Les choses se précisent au Burkina Faso. Les parties prenantes de la crise, partis politiques, société civile, dirigeants religieux et traditionnels du pays « ont convenu de la nécessité de former un gouvernement de transition pour une période d’un an, et d’organiser des élections présidentielles et législatives d’ici novembre 2015 », selon le communiqué lu après la venue à Ouagadougou des Présidents ghanéen, sénégalais et nigérian.

Macky Sall, Goodluck Jonathan et Dramani Ouattara sont en effet arrivés, mercredi matin, dans la capitale burkinabè pour convaincre l’actuel chef de la transition, le colonel Isaac Zida, de transmettre le pouvoir aux civils.
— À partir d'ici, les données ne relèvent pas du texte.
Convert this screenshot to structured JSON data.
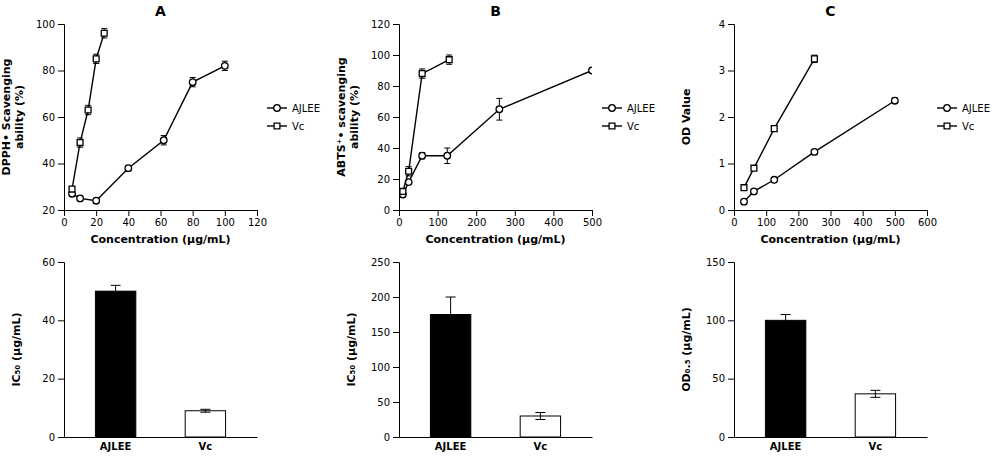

Ce dernier a assuré qu’il rendrait le pouvoir d’ici 15 jours si tout se passe comme prévu et si toutes les parties qui œuvrent pour la fin de la crise coopèrent.

Le Burkina Faso est plongé dans la crise depuis la chute de Blaise Compaoré, poussé à la sortie, par son peuple qui protestait contre son maintien au pouvoir. La révolution burkinabè, portée par les jeunes, la société civile et les partis d’opposition, a inspiré beaucoup d’Africains dont les chefs d’Etat comptent aussi modifier la Constitution de leur pays pour se maintenir au pouvoir.

Les trois chefs d’Etat ouest-africains menaient, mercredi au Burkina Faso, une difficile médiation pour trouver qui succédera au lieutenant-colonel Isaac Zida, nouvel homme fort du pays après la chute du Président Blaise Compaoré.